Philippe, un ami LPVien Bordelais m’a contacté pour m’inviter à une dégustation dans le quartier de Saint Augustin à Bordeaux ce Jeudi soir.
Pour cette soirée, chaque dégustateur apporte une bouteille de son choix à partager autour d’un repas fort sympathique en toute intimité. Philippe apporte la majorité des crus ce soir là, et quels crus !
Je vous propose ici un petit commentaire perso, une manière de partager encore ces belles bouteilles et d’échanger un peu plus...
-1- Nous en engageons les hostilités avec un château d’Yquem 1934. Le niveau est en bas de l’épaule.

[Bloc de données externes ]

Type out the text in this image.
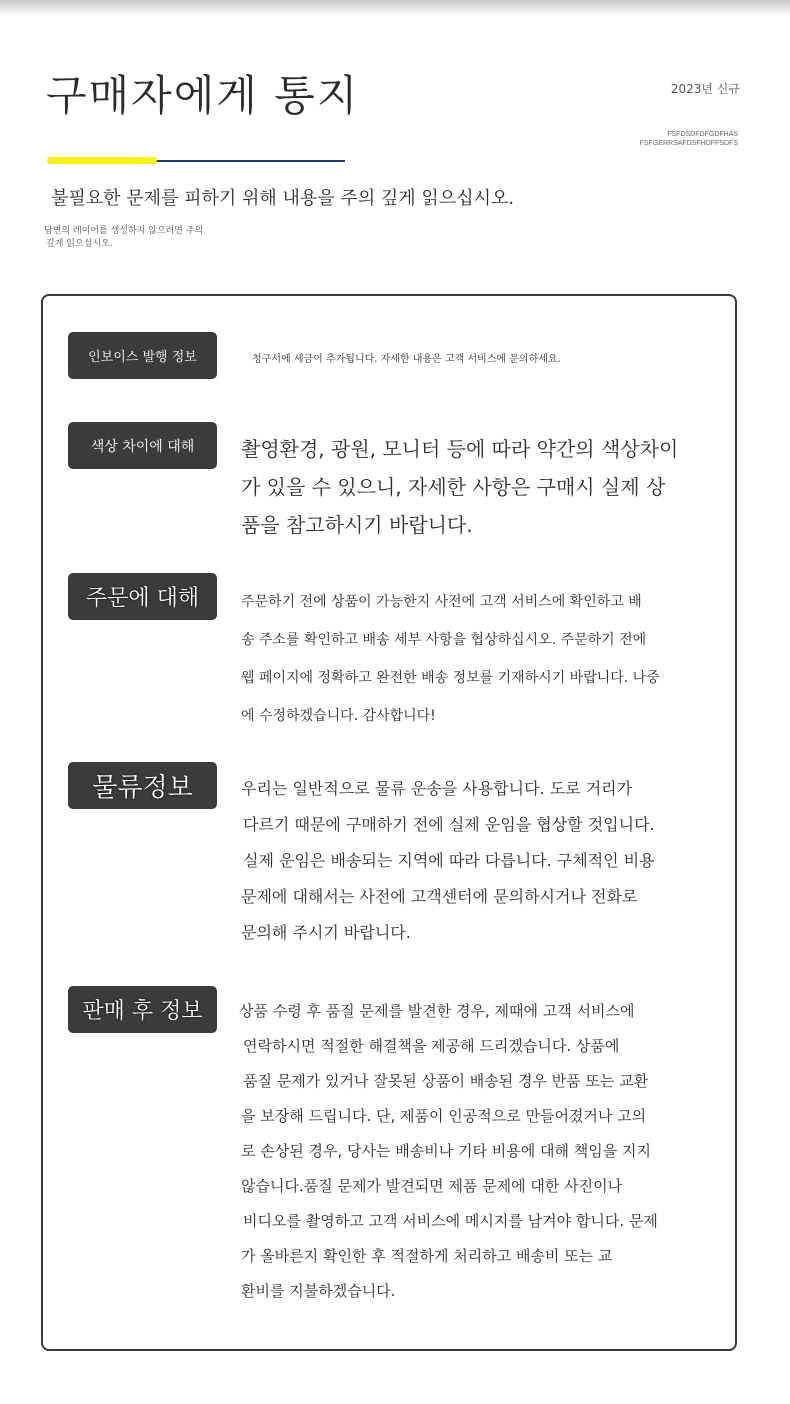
구매자에게 통지	2023년 신규
FSFDSDFDFGDFHAS
FSFGERRSAFDSFHDFFSDFS
불필요한 문제를 피하기 위해 내용을 주의 깊게 읽으십시오.
답변의 레이어를 생성하지 않으려면 주의
깊게 읽으십시오.
인보이스 발행 정보	청구서에 세금이 추가됩니다. 자세한 내용은 고객 서비스에 문의하세요.
색상 차이에 대해	촬영환경, 광원, 모니터 등에 따라 약간의 색상차이
가 있을 수 있으니, 자세한 사항은 구매시 실제 상
품을 참고하시기 바랍니다.
주문에 대해	주문하기 전에 상품이 가능한지 사전에 고객 서비스에 확인하고 배
송 주소를 확인하고 배송 세부 사항을 협상하십시오. 주문하기 전에
웹 페이지에 정확하고 완전한 배송 정보를 기재하시기 바랍니다. 나중
에 수정하겠습니다. 감사합니다!
물류정보	우리는 일반적으로 물류 운송을 사용합니다. 도로 거리가
다르기 때문에 구매하기 전에 실제 운임을 협상할 것입니다.
실제 운임은 배송되는 지역에 따라 다릅니다. 구체적인 비용
문제에 대해서는 사전에 고객센터에 문의하시거나 전화로
문의해 주시기 바랍니다.
판매 후 정보	상품 수령 후 품질 문제를 발견한 경우, 제때에 고객 서비스에
연락하시면 적절한 해결책을 제공해 드리겠습니다. 상품에
품질 문제가 있거나 잘못된 상품이 배송된 경우 반품 또는 교환
을 보장해 드립니다. 단, 제품이 인공적으로 만들어졌거나 고의
로 손상된 경우, 당사는 배송비나 기타 비용에 대해 책임을 지지
않습니다.품질 문제가 발견되면 제품 문제에 대한 사진이나
비디오를 촬영하고 고객 서비스에 메시지를 남겨야 합니다. 문제
가 올바른지 확인한 후 적절하게 처리하고 배송비 또는 교
환비를 지불하겠습니다.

- La robe est limpide, brillante, d’un caramel franc et d’une capillarité marquée.
- Le nez est d’une bonne intensité aromatique. Sans extravagance il déploie de complexes parfums de noix, de pruneau de caramel ainsi que quelques notes de torréfaction évoquant le café et le chocolat.
- En bouche, le vin se montre élégant, il a digéré une bonne partie de ses sucres mais en conserve cependant. Le cru ne manque pas de puissance et de distinction, l’acidité est bien présente, elle soutient le cru avec dynamisme. Le caractère oxydé ressenti par les parfums est ici retrouvé, le fruit n’a plus sa fraîcheur ni sa pureté, le cru a changer d’expression pour devenir méconnaissable mais toujours bon, plaisant à déguster.

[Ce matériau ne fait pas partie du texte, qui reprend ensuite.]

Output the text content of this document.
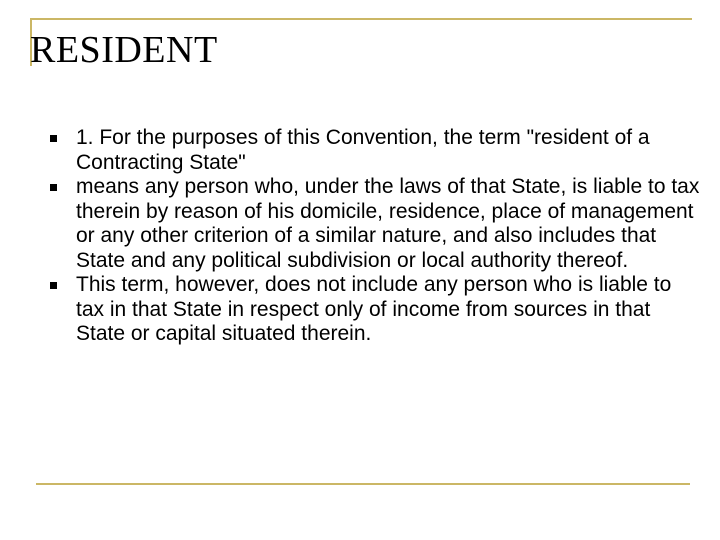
RESIDENT
1. For the purposes of this Convention, the term "resident of a Contracting State"
means any person who, under the laws of that State, is liable to tax therein by reason of his domicile, residence, place of management or any other criterion of a similar nature, and also includes that State and any political subdivision or local authority thereof.
This term, however, does not include any person who is liable to tax in that State in respect only of income from sources in that State or capital situated therein.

Si le vin est fort agréable à déguster, il ne transcende pas cependant. Le plaisir qu’il procure en tant que met est manifeste car il est bon, mais n’arrive pas à la hauteur de son rang. Le plus grand plaisir naît de l’émotion que ce vin dégage, émotion qui, mêlée au partage et au plaisir de dégustation, me fera me souvenir de cet instant un long moment.

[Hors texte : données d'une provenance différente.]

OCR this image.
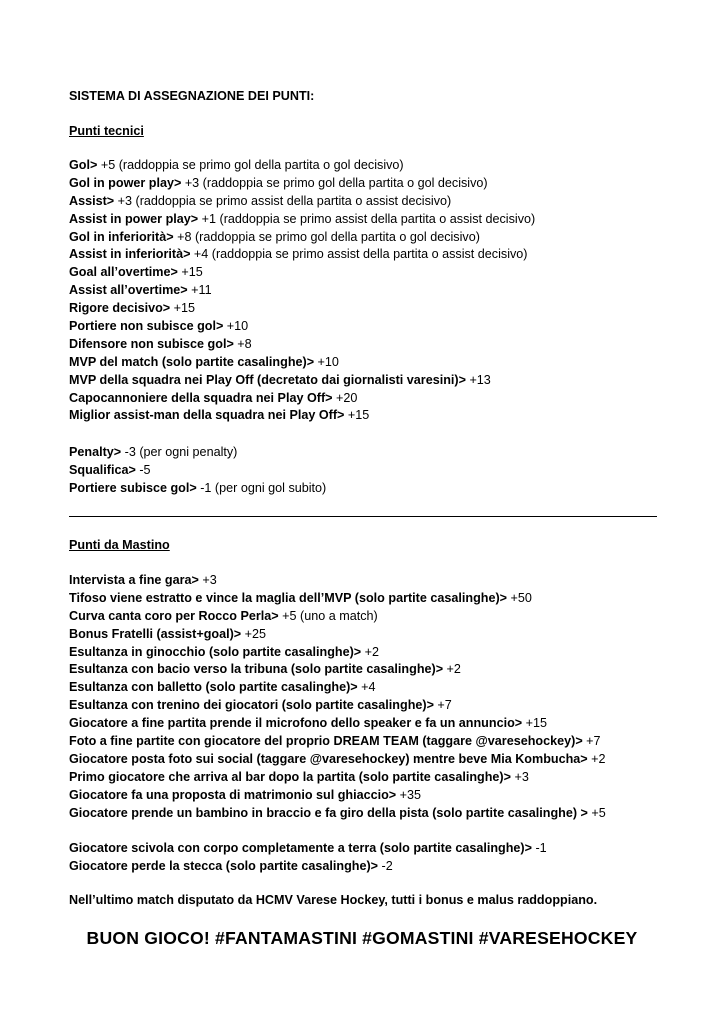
SISTEMA DI ASSEGNAZIONE DEI PUNTI:
Punti tecnici
Gol> +5 (raddoppia se primo gol della partita o gol decisivo)
Gol in power play> +3 (raddoppia se primo gol della partita o gol decisivo)
Assist> +3 (raddoppia se primo assist della partita o assist decisivo)
Assist in power play> +1 (raddoppia se primo assist della partita o assist decisivo)
Gol in inferiorità> +8 (raddoppia se primo gol della partita o gol decisivo)
Assist in inferiorità> +4 (raddoppia se primo assist della partita o assist decisivo)
Goal all’overtime> +15
Assist all’overtime> +11
Rigore decisivo> +15
Portiere non subisce gol> +10
Difensore non subisce gol> +8
MVP del match (solo partite casalinghe)> +10
MVP della squadra nei Play Off (decretato dai giornalisti varesini)> +13
Capocannoniere della squadra nei Play Off> +20
Miglior assist-man della squadra nei Play Off> +15
Penalty> -3 (per ogni penalty)
Squalifica> -5
Portiere subisce gol> -1 (per ogni gol subito)
Punti da Mastino
Intervista a fine gara> +3
Tifoso viene estratto e vince la maglia dell’MVP (solo partite casalinghe)> +50
Curva canta coro per Rocco Perla> +5 (uno a match)
Bonus Fratelli (assist+goal)> +25
Esultanza in ginocchio (solo partite casalinghe)> +2
Esultanza con bacio verso la tribuna (solo partite casalinghe)> +2
Esultanza con balletto (solo partite casalinghe)> +4
Esultanza con trenino dei giocatori (solo partite casalinghe)> +7
Giocatore a fine partita prende il microfono dello speaker e fa un annuncio> +15
Foto a fine partite con giocatore del proprio DREAM TEAM (taggare @varesehockey)> +7
Giocatore posta foto sui social (taggare @varesehockey) mentre beve Mia Kombucha> +2
Primo giocatore che arriva al bar dopo la partita (solo partite casalinghe)> +3
Giocatore fa una proposta di matrimonio sul ghiaccio> +35
Giocatore prende un bambino in braccio e fa giro della pista (solo partite casalinghe) > +5
Giocatore scivola con corpo completamente a terra (solo partite casalinghe)> -1
Giocatore perde la stecca (solo partite casalinghe)> -2
Nell’ultimo match disputato da HCMV Varese Hockey, tutti i bonus e malus raddoppiano.
BUON GIOCO! #FANTAMASTINI #GOMASTINI #VARESEHOCKEY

Le débat s’ouvre alors entre les différents dégustateurs ; l’alcool est-il diminué ou non… ? Pour ma part il reste entier, d’autres maintiennent que le cru ne fait plus qu’une dizaine de degrés, mais l’évaporation à travers le bouchon reste selon moi pure fiction. Si le taux de sucre a changé (il s’est peut-être transformé en acide ?), l’alcool reste selon moi emprisonné dans le flacon. Qu’en pensez-vous ?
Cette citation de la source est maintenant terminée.